Tableau Desktop 10.4 and later
You can downgrade and publish workbooks to Tableau Server 10.2 and later.
Note: This option doesn't apply to data sources. For more information about compatibility requirements for publishing data sources, see the Tableau Desktop 10.3 and earlier section below.
When you publish the workbook, you will see a warning message that tells you that the workbook will be downgraded. If you continue to publish the workbook, any features or functionality that aren't available in the older version are removed for compatibility. If you open the downgraded workbook in the newer version of Tableau Desktop, you will see a message like the one shown below.
You may need to add back the features that were removed when the workbook was downgraded.
Tableau Desktop 10.3 and earlier
You can publish workbooks and data sources to Tableau Server if the version of Tableau Server is the same or newer than the version of Tableau Desktop. For example, you can publish workbooks and data sources from Tableau Desktop 10.0 to Tableau Server 10.0, to Tableau Server 10.1, or to Tableau Server 10.2. But you can't publish workbooks and data sources from Tableau Desktop 10.2 to Tableau Server 9.3 or to Tableau Server 10.1.
A workbook downloaded from Tableau Server has the same version as the source version of Tableau Desktop from which it was published—if it hasn't been edited on the server or in a newer version of Tableau Desktop. For example, suppose Amanda is running Tableau Desktop 10.0 and publishes a workbook to Tableau Server 10.3. If Zachary is also running Tableau Desktop 10.0 he can connect to Tableau Server, download the workbook, and open it.

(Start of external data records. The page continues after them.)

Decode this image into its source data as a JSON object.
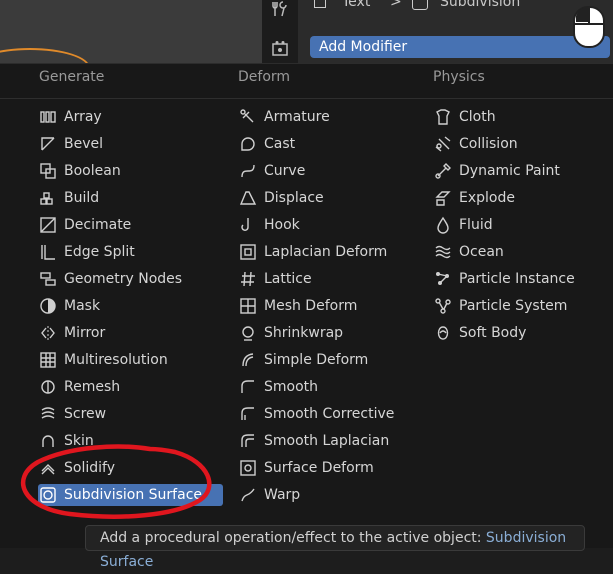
{
  "header": {
    "breadcrumb_1": "Text",
    "breadcrumb_sep": ">",
    "breadcrumb_2": "Subdivision",
    "add_modifier": "Add Modifier"
  },
  "menu": {
    "columns": [
      "Generate",
      "Deform",
      "Physics"
    ],
    "generate": [
      {
        "label": "Array",
        "icon": "array-icon"
      },
      {
        "label": "Bevel",
        "icon": "bevel-icon"
      },
      {
        "label": "Boolean",
        "icon": "boolean-icon"
      },
      {
        "label": "Build",
        "icon": "build-icon"
      },
      {
        "label": "Decimate",
        "icon": "decimate-icon"
      },
      {
        "label": "Edge Split",
        "icon": "edge-split-icon"
      },
      {
        "label": "Geometry Nodes",
        "icon": "geometry-nodes-icon"
      },
      {
        "label": "Mask",
        "icon": "mask-icon"
      },
      {
        "label": "Mirror",
        "icon": "mirror-icon"
      },
      {
        "label": "Multiresolution",
        "icon": "multires-icon"
      },
      {
        "label": "Remesh",
        "icon": "remesh-icon"
      },
      {
        "label": "Screw",
        "icon": "screw-icon"
      },
      {
        "label": "Skin",
        "icon": "skin-icon"
      },
      {
        "label": "Solidify",
        "icon": "solidify-icon"
      },
      {
        "label": "Subdivision Surface",
        "icon": "subsurf-icon",
        "selected": true
      }
    ],
    "deform": [
      {
        "label": "Armature",
        "icon": "armature-icon"
      },
      {
        "label": "Cast",
        "icon": "cast-icon"
      },
      {
        "label": "Curve",
        "icon": "curve-icon"
      },
      {
        "label": "Displace",
        "icon": "displace-icon"
      },
      {
        "label": "Hook",
        "icon": "hook-icon"
      },
      {
        "label": "Laplacian Deform",
        "icon": "laplacian-deform-icon"
      },
      {
        "label": "Lattice",
        "icon": "lattice-icon"
      },
      {
        "label": "Mesh Deform",
        "icon": "mesh-deform-icon"
      },
      {
        "label": "Shrinkwrap",
        "icon": "shrinkwrap-icon"
      },
      {
        "label": "Simple Deform",
        "icon": "simple-deform-icon"
      },
      {
        "label": "Smooth",
        "icon": "smooth-icon"
      },
      {
        "label": "Smooth Corrective",
        "icon": "smooth-corrective-icon"
      },
      {
        "label": "Smooth Laplacian",
        "icon": "smooth-laplacian-icon"
      },
      {
        "label": "Surface Deform",
        "icon": "surface-deform-icon"
      },
      {
        "label": "Warp",
        "icon": "warp-icon"
      }
    ],
    "physics": [
      {
        "label": "Cloth",
        "icon": "cloth-icon"
      },
      {
        "label": "Collision",
        "icon": "collision-icon"
      },
      {
        "label": "Dynamic Paint",
        "icon": "dynamic-paint-icon"
      },
      {
        "label": "Explode",
        "icon": "explode-icon"
      },
      {
        "label": "Fluid",
        "icon": "fluid-icon"
      },
      {
        "label": "Ocean",
        "icon": "ocean-icon"
      },
      {
        "label": "Particle Instance",
        "icon": "particle-instance-icon"
      },
      {
        "label": "Particle System",
        "icon": "particle-system-icon"
      },
      {
        "label": "Soft Body",
        "icon": "soft-body-icon"
      }
    ]
  },
  "tooltip": {
    "text": "Add a procedural operation/effect to the active object:",
    "highlight": "Subdivision Surface"
  },
  "colors": {
    "accent": "#4772b3",
    "annotation": "#e0161e",
    "outline": "#e08a2a"
  }
}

However, compatibility issues can arise in the following scenarios.
Scenario 1: The workbook is edited and saved in Tableau Server
If someone else edits the workbook on the server, the workbook is updated to that version of Tableau Server. For example, suppose Elizabeth publishes a workbook from Tableau Desktop 10.0 to Tableau Server 10.3. Laura edits the workbook on the server, which converts the workbook to version 10.3 format. Then Zachary, who also has Tableau Desktop 10.0, can download that workbook, but can't open it. Even Elizabeth, the original author of the workbook, can download the workbook from Tableau Server 10.3 but can't open it, because she is using Tableau Desktop 10.0.

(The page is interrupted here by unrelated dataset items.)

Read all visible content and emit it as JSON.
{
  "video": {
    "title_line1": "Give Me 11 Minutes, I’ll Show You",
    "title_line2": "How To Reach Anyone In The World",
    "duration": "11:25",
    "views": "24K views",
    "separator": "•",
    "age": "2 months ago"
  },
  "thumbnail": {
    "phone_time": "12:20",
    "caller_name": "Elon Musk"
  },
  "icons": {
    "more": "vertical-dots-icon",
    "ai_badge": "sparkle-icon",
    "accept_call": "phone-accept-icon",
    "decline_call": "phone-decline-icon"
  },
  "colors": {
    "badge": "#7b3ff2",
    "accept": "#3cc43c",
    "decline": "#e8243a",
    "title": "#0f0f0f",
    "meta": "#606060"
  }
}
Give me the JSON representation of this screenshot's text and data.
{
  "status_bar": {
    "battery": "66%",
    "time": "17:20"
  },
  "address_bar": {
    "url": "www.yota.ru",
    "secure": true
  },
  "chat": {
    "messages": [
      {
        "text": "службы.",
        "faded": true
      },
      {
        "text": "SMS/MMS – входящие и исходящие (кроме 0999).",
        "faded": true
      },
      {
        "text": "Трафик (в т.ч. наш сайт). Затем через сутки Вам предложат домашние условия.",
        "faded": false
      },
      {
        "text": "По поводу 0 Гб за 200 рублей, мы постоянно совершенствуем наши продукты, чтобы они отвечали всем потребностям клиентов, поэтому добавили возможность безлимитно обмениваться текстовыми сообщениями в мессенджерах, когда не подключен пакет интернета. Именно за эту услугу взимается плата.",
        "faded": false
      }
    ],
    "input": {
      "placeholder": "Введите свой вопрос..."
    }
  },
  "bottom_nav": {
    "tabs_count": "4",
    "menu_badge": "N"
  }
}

Scenario 2: The workbook is downloaded from Tableau Server but edited and saved in Tableau Desktop
If someone else downloads the workbook from Tableau Server to a newer version of Tableau Desktop and edits, saves and publishes it, the workbook is updated to the newer version of Tableau Desktop.

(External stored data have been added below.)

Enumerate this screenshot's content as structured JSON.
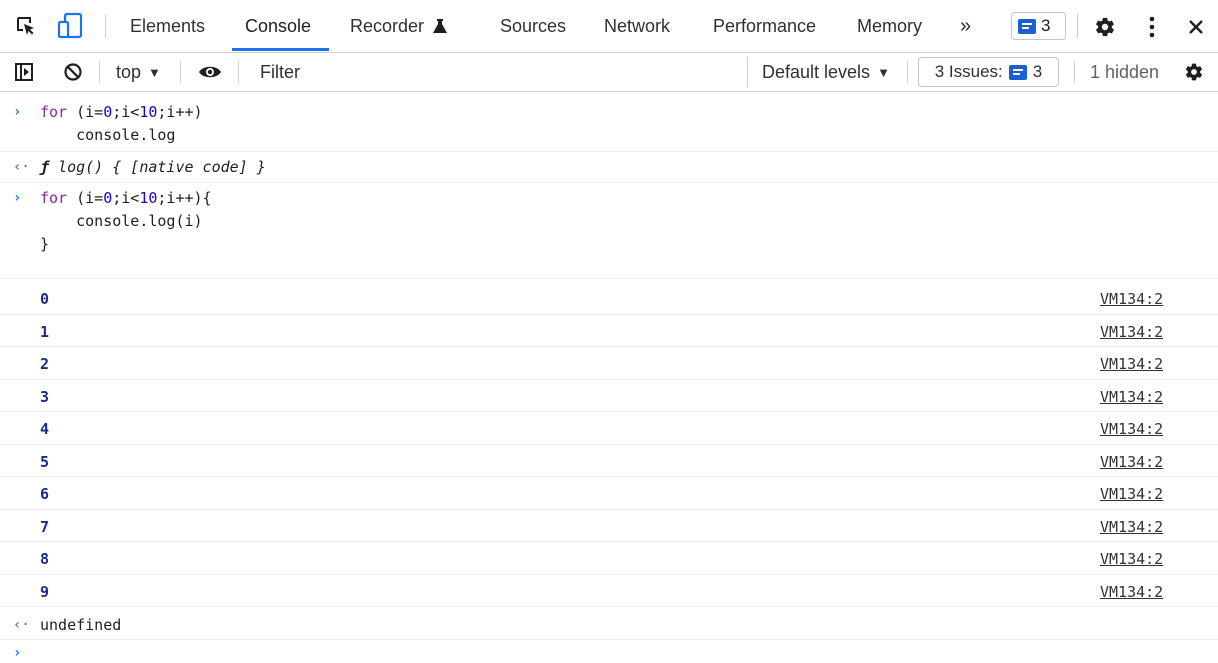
{
  "tabs": {
    "elements": "Elements",
    "console": "Console",
    "recorder": "Recorder",
    "sources": "Sources",
    "network": "Network",
    "performance": "Performance",
    "memory": "Memory",
    "more": "»",
    "messages_count": "3"
  },
  "toolbar": {
    "context": "top",
    "filter_placeholder": "Filter",
    "levels": "Default levels",
    "issues_label": "3 Issues:",
    "issues_count": "3",
    "hidden": "1 hidden"
  },
  "console": {
    "entry1": {
      "kw": "for",
      "pre": " (i=",
      "n0": "0",
      "mid": ";i<",
      "n10": "10",
      "post": ";i++)",
      "line2": "    console.log"
    },
    "output1": {
      "f": "ƒ",
      "text": " log() { [native code] }"
    },
    "entry2": {
      "kw": "for",
      "pre": " (i=",
      "n0": "0",
      "mid": ";i<",
      "n10": "10",
      "post": ";i++){",
      "line2": "    console.log(i)",
      "line3": "}"
    },
    "logs": [
      {
        "value": "0",
        "source": "VM134:2"
      },
      {
        "value": "1",
        "source": "VM134:2"
      },
      {
        "value": "2",
        "source": "VM134:2"
      },
      {
        "value": "3",
        "source": "VM134:2"
      },
      {
        "value": "4",
        "source": "VM134:2"
      },
      {
        "value": "5",
        "source": "VM134:2"
      },
      {
        "value": "6",
        "source": "VM134:2"
      },
      {
        "value": "7",
        "source": "VM134:2"
      },
      {
        "value": "8",
        "source": "VM134:2"
      },
      {
        "value": "9",
        "source": "VM134:2"
      }
    ],
    "result": "undefined"
  },
  "colors": {
    "accent": "#1a73e8",
    "keyword": "#8a2c9a",
    "number": "#1c00cf",
    "log_value": "#1c2a8c"
  }
}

For example, suppose Elizabeth publishes a workbook from Tableau Desktop 10.0 to Tableau Server 10.3. Ted downloads the workbook from Tableau Server to Tableau Desktop 10.3. He edits and republishes the workbook back to the server. The workbook is now updated to the newer version. Zachary and Elizabeth, who are both using Tableau Desktop 10.0 can download the workbook but can't open it because the workbook has been updated to Tableau version 10.3.
Published extracts are not automatically upgraded when you refresh them on Tableau Server. Any published workbook or data source with an extract created in Tableau Desktop retains its original version when it's refreshed or appended to on Tableau Server.
Workbooks in Tableau Desktop can use data sources that have been published to later versions of Tableau Server. However, if you connect to a data source that uses features that aren't in that earlier version of Tableau Desktop, those fields are unavailable. For example, suppose you create a workbook in version 8.2 of Tableau Desktop, and then connect to a data source on Tableau Server version 9.0 that contains fields that include level of detail expressions. In that case, those data fields are unavailable in the Tableau Desktop 8.2 workbook, because level of detail expressions were not available until Tableau 9.0.
Workbooks created in Tableau Desktop can always use data sources from an earlier version of Tableau Server. For example, a Tableau Desktop 10.1 workbook can use data sources from Tableau Server 10.0.